Chavez, who recently returned a large piece of land to Indian communities,
is appealing to Andean Indians with his pro-Indian actions. While in the
United States, congressional and Supreme Court decisions strip away Indian
land rights, Chavez granted title in August to six of Venezuela’s
indigenous communities, recognizing a territory covering 314,000 acres in
the eastern states of Anzoategui and Monagas for some 4,000 Indian people.
He was hailed by tribal elders as the “first president to keep his word” to
Indians. The Venezuelan leader vowed to legalize titles in 15 other
indigenous community cases in 2005. In a country where nearly 80 percent of
Venezuela’s farmland is owned by 3 to 4 percent of the hacendado
population, a little social justice has a long way to go.

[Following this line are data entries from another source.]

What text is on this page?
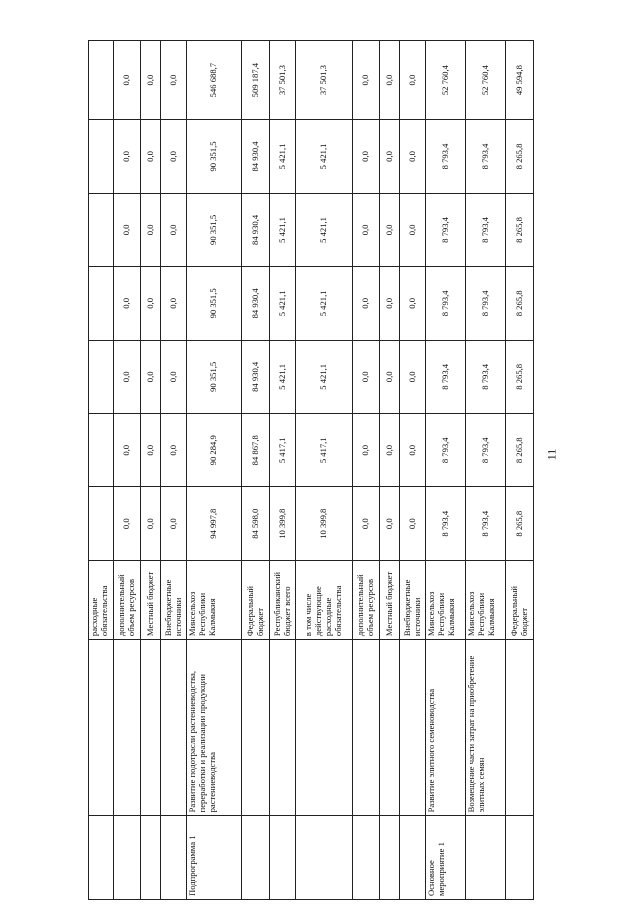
		расходные обязательства							
		дополнительный объем ресурсов	0,0	0,0	0,0	0,0	0,0	0,0	0,0
		Местный бюджет	0,0	0,0	0,0	0,0	0,0	0,0	0,0
		Внебюджетные источники	0,0	0,0	0,0	0,0	0,0	0,0	0,0
Подпрограмма 1	Развитие подотрасли растениеводства, переработки и реализации продукции растениеводства	Минсельхоз Республики Калмыкия	94 997,8	90 284,9	90 351,5	90 351,5	90 351,5	90 351,5	546 688,7
		Федеральный бюджет	84 598,0	84 867,8	84 930,4	84 930,4	84 930,4	84 930,4	509 187,4
		Республиканский бюджет всего	10 399,8	5 417,1	5 421,1	5 421,1	5 421,1	5 421,1	37 501,3
		в том числе действующие расходные обязательства	10 399,8	5 417,1	5 421,1	5 421,1	5 421,1	5 421,1	37 501,3
		дополнительный объем ресурсов	0,0	0,0	0,0	0,0	0,0	0,0	0,0
		Местный бюджет	0,0	0,0	0,0	0,0	0,0	0,0	0,0
		Внебюджетные источники	0,0	0,0	0,0	0,0	0,0	0,0	0,0
Основное мероприятие 1	Развитие элитного семеноводства	Минсельхоз Республики Калмыкия	8 793,4	8 793,4	8 793,4	8 793,4	8 793,4	8 793,4	52 760,4
	Возмещение части затрат на приобретение элитных семян	Минсельхоз Республики Калмыкия	8 793,4	8 793,4	8 793,4	8 793,4	8 793,4	8 793,4	52 760,4
		Федеральный бюджет	8 265,8	8 265,8	8 265,8	8 265,8	8 265,8	8 265,8	49 594,8
11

Chavez’s Latin American initiatives and growing list of relations have
flabbergasted Rice, who is still rattling sabers, imposing economic
“blockades” and hinting at military solutions. This is another one of those
major areas over which the American administration is increasingly lacking
actual clues. Set to fight a forever war on insurgencies and terrorists
(and drug dealers), the policy is not encountering much of that (except in
Colombia), while losing steadily at the ballot box. Democratically elected
socialist candidates are being placed into office as the exhortations of
market forces grind down into the people’s need for basic food and shelter
and health security. Meantime, Cuba and Venezuela have put up useful health
initiatives, buttressed by a new agenda providing cheaper oil and a more
just distribution of oil profits.

It is too early to tell how the social experiments being launched will turn
out. But there is no doubt the thinking signaled by the political action on
the ground is most telling. A massive resistance to the U.S. economic
policy is taking hold, which a modern superpower country on the verge of
serious superpower problems must address and encompass — rather than
confront and make war upon.

The great opportunity for U.S. business to shine in Latin America in the
decade after the demise of the old Soviet Union, by providing the highest
example of fairness and genuine mutual development for its southern
hemisphere, evaporated. U.S. right-wing thinkers gleefully imposed their
dictums and in country after country, including the United States, the
living standards of millions got worse or, at the very least, remained
stagnant. Corporate consolidation undermined food security for large masses
of people; land grabs threatened people’s access to vital natural
resources; financial structures squeezed out small, independent producers,
including indigenous-based agricultural families. Malignant poverty was
unleashed that is made all the more acute for the destruction of the
regional farming communities throughout the hemisphere, largely resulting
from the globalization of agriculture under policies intensely driven by
the United States.

Until the U.S. government begins to better represent its people to the rest
of the hemisphere — actually thinking and planning as if the masses of
people matter — the hostility, resentment and outright confrontation with
its designs, good or bad, will only worsen.